Review by Matt S.
This was not the game that Metroid fans were looking forward to. Metroid Prime: Federation Force is clearly a game that Nintendo had thrown together on the cheap in order to fill in a gap in the release library – both for the 3DS itself, and the Metroid franchise in general.
It’s going to disappoint serious Metroid fans, and there’s no way around that. If you’re going to stick “Metroid Prime” on the cover, a vague similarity to the aesthetics of that trilogy is hardly going to cut it. But putting that aside for a moment, the game itself is reasonable, and somewhat worth a look when divorced from its franchise.
At core it’s a co-operative multiplayer shooter that focuses on giving players short, sharp levels to play through, and filtering the Metroid experience – the exploration, combat, and puzzles – into a series of nice, streamlined mini-experiences.
Levels are quite clearly designed around having a full complement of four players. Puzzles will require each player to complete one part of it by themselves. An early level requires players to roll four balls into four slots in order to unlock a door. In order to meet the par time and get a good score, this puzzle requires all four players to complete one of the balls for themselves. Bosses also have massive amounts of health, designed to be whittled down by four players working in concert. In fact, most bosses also have annoying little enemies running around as well, and one of the players will need to keep clearing those out, as the others deal with the boss.

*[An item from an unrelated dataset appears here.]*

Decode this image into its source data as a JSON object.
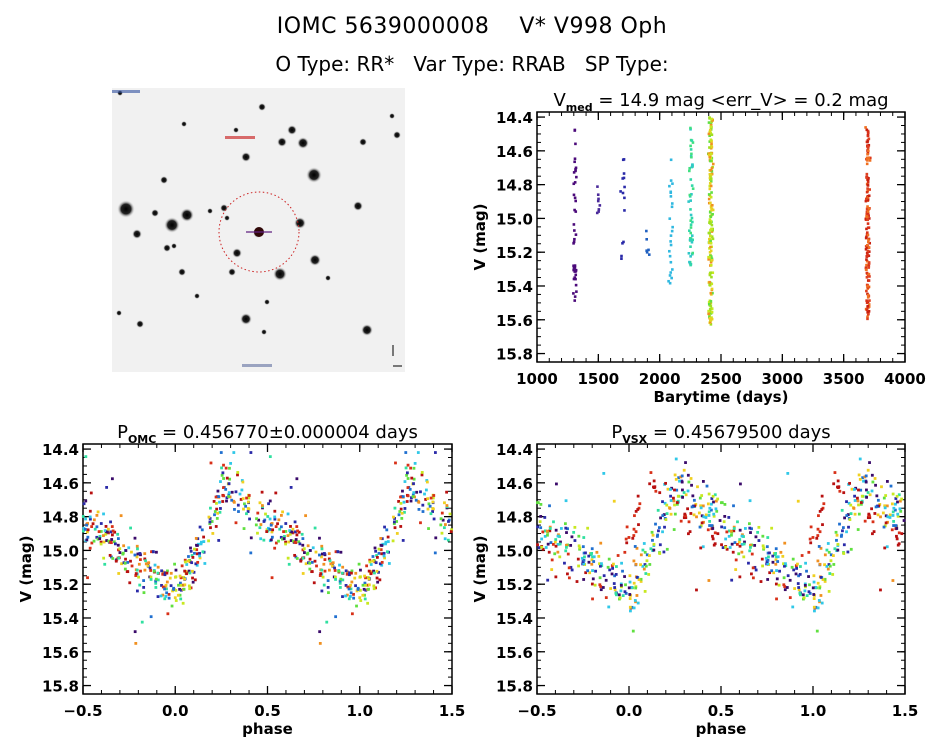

Dare I say it, but it’s a very MMO-like approach to level design, only without the complex team strategies and skill loadouts that MMOs generally mandate. In actual fact, interaction between players – and therefore teamwork, is very simple in Federation Force. It’s best in local multiplayer, where you can quickly bark orders to one another in those very rare moments where it's necessary, but even online, all you need to do is fit in around what everyone else is doing in order to be a useful part of the team. Because all the challenges are quite straightforward, it doesn’t take long for this game to transition to four players running around and doing their own thing rather than coming together as a cohesive team.
Boy is the single player mode poor, too. For whatever reason the developers decided not to rebalance the game, based on how many people are playing, so players flying solo will need to do the work of four. There’s a couple of mods that players can get that power up the mechs that they drive into battle, and one of those mods is only available in single player, and significantly ramps up the damage that your particular mech can deal and receive, but it’s nowhere near enough to compensate for the lack of three other pairs of eyes and hands. I’m not about to qualify for eSports world championships in shooters any time soon, but I’m good enough to work through normal or hard settings in them. I find Federation Force impossible solo player.
Two player is perhaps even worse, because again the game is balanced towards four players, but when you’ve only got one buddy you don’t even get to use the power-up mod available to single players. Realistically, unless you’re able to play through the game with three or four players there’s no way that Federation Force is going to be much fun.
For a game set in space, it also feels very, very limited. There are three planets that hold the game’s 25 or so missions, and missions are generally about 15 minutes in length, thus featuring no more than a handful of challenges and rooms to explore. For science fiction this is very limited in scope, and quickly loses the atmosphere of space faring exploration that the Metroid Prime games were able to create so convincingly. In a world that is post Mass Effect and No Man’s Sky, if you’re going to take the action to space, you’re going to need scale in order to be convincing, else players will start to feel claustrophobic. I found this game to be positively stifling.
The core shooting is reasonable fun, though, and boss battles are tense and creative affairs courtesy of their general difficulty. I also liked the game’s habit of following up a boss battle with one final challenge – it’s a nice touch that really tests a team’s ability to drive through attrition-heavy battles and still be prepared for more.
There’s also a fun mini-game thrown in Metroid Prime: Blast Ball. This game is available for free off the eShop, and is therefore not a reason to buy the full game, but it’s well worth playing either way. As I mentioned in my short review earlier in the year, it’s basically three-on-three football, if the ball was a giant ball of energy and needed to be moved around by firing bullets at it. I’ve had some wonderfully intense matches in this game, and very skill based, so there’s a long term learning curve to it. It might me Nintendo testing the waters for a more grand eSports entry later down the track, and I certainly hope so, because Blast Ball has plenty of potential to be built on into something truly special.
In the end, Metroid Prime: Federation Force is a limited game that fails to do justice to its source material. That’s not to say that the game has no value, because it is decent fun in multiplayer for short sessions, but lacking the atmosphere and narrative as it is, as well as any kind of balance to make it viable for single player play, means it’s one that is going to be forgotten within months. The silver lining is that we’re getting ever closer to Nintendo announcing a proper new Metroid game. Surely it’s going to be a headlining announcement to go with the NX, whenever that thing is finally revealed.